# Murray Sears Roebuck Free Spirit MX bike value



## Bike from the Dead (Sep 14, 2021)

I'm not sure if this counts as a BMX bike or a muscle bike, as it's somewhere in the middle, but I have this Murray-built Sears Roebuck Free Spirit MX bike that I'm hoping to sell/trade at the upcoming Buddy's Pedal Fest swap meet and show. It looks to be mostly intact, but it is missing the front fender, a chunk of the rear fender, and one green valve stem cap. There is some surface rust here and there, with the worst being on the springer fork. I've been told this bike could still be worth $150 to the right person, but I'm not sure. Think you could help me out?


----------



## 1937Zenith (Sep 16, 2021)

I’d say $150 is definitely reasonable! Very cool fork and frame is quite unique. The seat is a major plus being in pretty good shape


----------



## 1937Zenith (Sep 16, 2021)

Take some time to lube the chain and take wd-40 with some 000 steel wool and about 20 minutes with the chrome and that bike would really stand out. Also clean the tires. Surprising what clean wheels and tires can do for really anything haha


----------



## Bike from the Dead (Sep 16, 2021)

1937Zenith said:


> I’d say $150 is definitely reasonable! Very cool fork and frame is quite unique. The seat is a major plus being in pretty good shape





1937Zenith said:


> Take some time to lube the chain and take wd-40 with some 000 steel wool and about 20 minutes with the chrome and that bike would really stand out. Also clean the tires. Surprising what clean wheels and tires can do for really anything haha



Thanks! Looks like I'll be pricing it at that.
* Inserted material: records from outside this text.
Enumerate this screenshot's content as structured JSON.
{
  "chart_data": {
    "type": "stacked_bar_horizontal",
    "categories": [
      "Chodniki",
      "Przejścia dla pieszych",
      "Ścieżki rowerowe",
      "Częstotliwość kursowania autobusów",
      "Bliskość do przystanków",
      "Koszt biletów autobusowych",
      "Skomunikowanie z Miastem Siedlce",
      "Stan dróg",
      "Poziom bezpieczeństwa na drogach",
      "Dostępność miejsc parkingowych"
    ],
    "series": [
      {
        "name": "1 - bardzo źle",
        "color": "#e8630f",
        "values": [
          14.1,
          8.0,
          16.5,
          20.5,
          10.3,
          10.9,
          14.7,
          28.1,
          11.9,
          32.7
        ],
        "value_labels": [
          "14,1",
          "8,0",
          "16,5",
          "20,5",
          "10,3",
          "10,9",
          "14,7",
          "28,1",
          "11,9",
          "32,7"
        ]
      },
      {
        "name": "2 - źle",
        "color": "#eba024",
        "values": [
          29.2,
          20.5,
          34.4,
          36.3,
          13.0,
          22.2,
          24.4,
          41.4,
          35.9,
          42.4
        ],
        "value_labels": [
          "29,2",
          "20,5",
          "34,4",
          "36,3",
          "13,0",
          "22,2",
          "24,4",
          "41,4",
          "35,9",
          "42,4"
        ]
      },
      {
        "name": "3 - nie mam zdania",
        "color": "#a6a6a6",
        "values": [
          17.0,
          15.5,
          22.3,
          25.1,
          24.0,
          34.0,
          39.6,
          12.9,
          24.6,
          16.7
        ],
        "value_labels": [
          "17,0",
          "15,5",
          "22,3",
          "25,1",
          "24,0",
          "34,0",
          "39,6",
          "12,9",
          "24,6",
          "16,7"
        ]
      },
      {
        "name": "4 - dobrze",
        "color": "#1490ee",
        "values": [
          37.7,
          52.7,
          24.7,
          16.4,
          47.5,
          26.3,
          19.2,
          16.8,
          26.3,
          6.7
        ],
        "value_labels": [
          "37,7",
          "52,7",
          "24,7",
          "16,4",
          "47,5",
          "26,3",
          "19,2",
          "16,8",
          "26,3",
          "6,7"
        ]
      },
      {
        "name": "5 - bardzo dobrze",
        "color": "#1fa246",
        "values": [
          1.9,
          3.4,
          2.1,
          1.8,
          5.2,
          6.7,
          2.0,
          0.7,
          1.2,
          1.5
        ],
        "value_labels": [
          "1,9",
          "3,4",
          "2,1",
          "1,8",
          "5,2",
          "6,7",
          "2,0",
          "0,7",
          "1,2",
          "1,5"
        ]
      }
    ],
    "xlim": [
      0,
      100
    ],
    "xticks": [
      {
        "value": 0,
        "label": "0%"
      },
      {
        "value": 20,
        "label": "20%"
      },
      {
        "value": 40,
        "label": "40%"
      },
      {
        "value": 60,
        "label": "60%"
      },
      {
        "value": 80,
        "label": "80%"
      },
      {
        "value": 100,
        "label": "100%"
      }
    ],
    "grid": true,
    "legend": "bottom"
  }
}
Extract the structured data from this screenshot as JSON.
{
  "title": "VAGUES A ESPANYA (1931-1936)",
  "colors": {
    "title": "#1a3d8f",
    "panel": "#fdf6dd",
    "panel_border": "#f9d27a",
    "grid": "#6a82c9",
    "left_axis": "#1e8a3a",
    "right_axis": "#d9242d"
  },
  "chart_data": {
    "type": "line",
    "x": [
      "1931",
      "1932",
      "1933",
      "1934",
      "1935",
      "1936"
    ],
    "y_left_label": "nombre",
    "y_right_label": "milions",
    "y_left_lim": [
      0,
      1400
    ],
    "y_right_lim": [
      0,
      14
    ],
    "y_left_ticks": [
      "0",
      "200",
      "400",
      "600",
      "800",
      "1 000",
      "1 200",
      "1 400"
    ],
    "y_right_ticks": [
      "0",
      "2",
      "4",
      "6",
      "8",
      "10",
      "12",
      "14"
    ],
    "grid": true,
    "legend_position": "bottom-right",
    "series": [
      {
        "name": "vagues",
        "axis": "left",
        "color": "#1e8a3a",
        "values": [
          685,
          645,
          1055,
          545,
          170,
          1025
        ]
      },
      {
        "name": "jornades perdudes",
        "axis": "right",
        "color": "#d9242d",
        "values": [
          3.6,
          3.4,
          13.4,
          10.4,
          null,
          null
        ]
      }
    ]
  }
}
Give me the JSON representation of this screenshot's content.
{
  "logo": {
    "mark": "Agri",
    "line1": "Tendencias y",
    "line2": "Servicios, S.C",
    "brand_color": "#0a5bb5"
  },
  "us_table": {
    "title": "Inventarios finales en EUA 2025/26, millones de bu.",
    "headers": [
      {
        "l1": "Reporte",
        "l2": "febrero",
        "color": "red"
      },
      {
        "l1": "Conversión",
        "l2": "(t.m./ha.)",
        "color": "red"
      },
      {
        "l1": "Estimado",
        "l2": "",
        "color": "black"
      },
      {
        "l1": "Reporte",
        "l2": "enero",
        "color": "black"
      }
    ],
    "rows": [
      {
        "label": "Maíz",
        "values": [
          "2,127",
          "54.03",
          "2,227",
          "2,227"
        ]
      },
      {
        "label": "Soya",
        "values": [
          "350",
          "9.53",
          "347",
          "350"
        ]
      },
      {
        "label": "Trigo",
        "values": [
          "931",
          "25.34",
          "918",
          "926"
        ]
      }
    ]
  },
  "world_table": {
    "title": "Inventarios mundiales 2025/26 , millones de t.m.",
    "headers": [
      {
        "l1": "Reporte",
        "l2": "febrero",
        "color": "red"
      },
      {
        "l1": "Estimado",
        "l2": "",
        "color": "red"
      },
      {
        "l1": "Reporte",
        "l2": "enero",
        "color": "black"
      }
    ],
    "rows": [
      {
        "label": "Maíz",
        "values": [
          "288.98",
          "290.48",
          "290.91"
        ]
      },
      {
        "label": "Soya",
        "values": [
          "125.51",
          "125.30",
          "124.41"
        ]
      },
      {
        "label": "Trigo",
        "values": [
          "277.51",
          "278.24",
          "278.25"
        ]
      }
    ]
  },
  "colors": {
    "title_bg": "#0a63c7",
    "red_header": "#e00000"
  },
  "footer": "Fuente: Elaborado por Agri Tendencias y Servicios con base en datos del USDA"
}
I can try to clean it up, but I only have so much time before the swap meet Saturday, and most of tomorrow is going to be spent just getting packed and driving to Missouri.


----------



## carbon8 (Sep 21, 2021)

Had this exact bike as a kid and still have a pic of me on it. Good thing is; its all original and completely intact as bought from Sears with number plate,chaingaurd,OG tires etc.


----------